Material possessions.

No longer caring about whether I had the newest iPhone or trendiest jeans wasn’t even a conscious choice- it just happened. It took a couple of months before I even realized that I had never been shopping for the entirety of my time living abroad. But the joys of material items that had felt so important back home slipped away, as the joys of everyday life living abroad and teaching took over.

Simple things like going to the grocery store or riding the bus home weren’t just a rote part of my day, they were exhilarating experiences that engaged all of my senses. As I looked around, observing the people around me, hearing how they spoke, trying to read signs, soaking it all in, I felt like my life was the most fulfilling it had ever been. My paycheck may have been small, my phone may have been outdated, but you couldn’t have paid me to care.

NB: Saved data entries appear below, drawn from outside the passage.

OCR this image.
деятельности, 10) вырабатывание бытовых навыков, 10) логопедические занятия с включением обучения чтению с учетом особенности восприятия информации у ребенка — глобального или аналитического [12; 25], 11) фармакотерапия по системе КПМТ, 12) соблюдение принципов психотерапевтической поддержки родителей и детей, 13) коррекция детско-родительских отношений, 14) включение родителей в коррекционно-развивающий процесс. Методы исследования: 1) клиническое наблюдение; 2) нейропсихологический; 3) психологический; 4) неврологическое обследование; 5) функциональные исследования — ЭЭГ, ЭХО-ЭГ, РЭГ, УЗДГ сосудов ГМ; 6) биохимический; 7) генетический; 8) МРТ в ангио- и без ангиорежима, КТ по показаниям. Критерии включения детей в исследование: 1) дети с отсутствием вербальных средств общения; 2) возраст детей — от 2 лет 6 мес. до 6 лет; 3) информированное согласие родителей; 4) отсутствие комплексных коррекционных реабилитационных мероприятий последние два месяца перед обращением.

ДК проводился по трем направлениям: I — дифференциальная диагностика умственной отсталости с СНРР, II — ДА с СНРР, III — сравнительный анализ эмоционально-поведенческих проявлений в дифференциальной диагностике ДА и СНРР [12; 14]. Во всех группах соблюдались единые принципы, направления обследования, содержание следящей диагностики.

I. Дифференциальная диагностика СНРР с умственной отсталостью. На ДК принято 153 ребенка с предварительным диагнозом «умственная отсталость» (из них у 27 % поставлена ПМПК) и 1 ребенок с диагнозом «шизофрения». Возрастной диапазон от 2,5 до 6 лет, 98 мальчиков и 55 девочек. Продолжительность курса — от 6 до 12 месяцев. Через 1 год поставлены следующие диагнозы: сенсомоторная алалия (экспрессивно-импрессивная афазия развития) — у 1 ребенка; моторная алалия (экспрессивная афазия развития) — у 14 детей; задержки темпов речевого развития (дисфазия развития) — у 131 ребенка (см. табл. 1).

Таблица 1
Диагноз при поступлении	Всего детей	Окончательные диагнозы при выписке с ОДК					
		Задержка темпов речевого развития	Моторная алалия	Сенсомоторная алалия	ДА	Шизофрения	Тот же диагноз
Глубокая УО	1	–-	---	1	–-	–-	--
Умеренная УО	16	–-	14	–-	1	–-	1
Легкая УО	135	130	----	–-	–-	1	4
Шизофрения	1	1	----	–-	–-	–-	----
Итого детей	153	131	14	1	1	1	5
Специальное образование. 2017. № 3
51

The importance of ‘having things in common’.

Every time I got new students, we would spend the first class getting to know each other. I mainly taught adults, and I quickly realized how far away my life was from theirs. Many were married or had families, were working at a large corporation, and had very different priorities than I did during my fun time living abroad in my early 20s. At first I would wonder how I could try to relate to them, what we would possibly talk about for a 2-hour conversation class.

Spoiler alert: We always had something to talk about.

As I started meeting other expats or locals outside of class as well, I realized that the people I hung out with were a mixed pot. From my students to bosses to roommates to friends, hardly anyone had ‘things in common’, yet it only made things more interesting. I have never learned about so many varied hobbies, foods, cultures, countries or perspectives in my entire life than when I stopped filtering people by how much we had in common.

When I was supposed to go home.

This question had once caused me so much anxiety, but I noticed people no longer asked me when I was supposed to go home once I stopped asking myself. Trying to plan everything out too much only limited me. Living day by day helped me open myself up to the teaching experience, and I trusted that I would know when I had gotten everything I needed to out of it.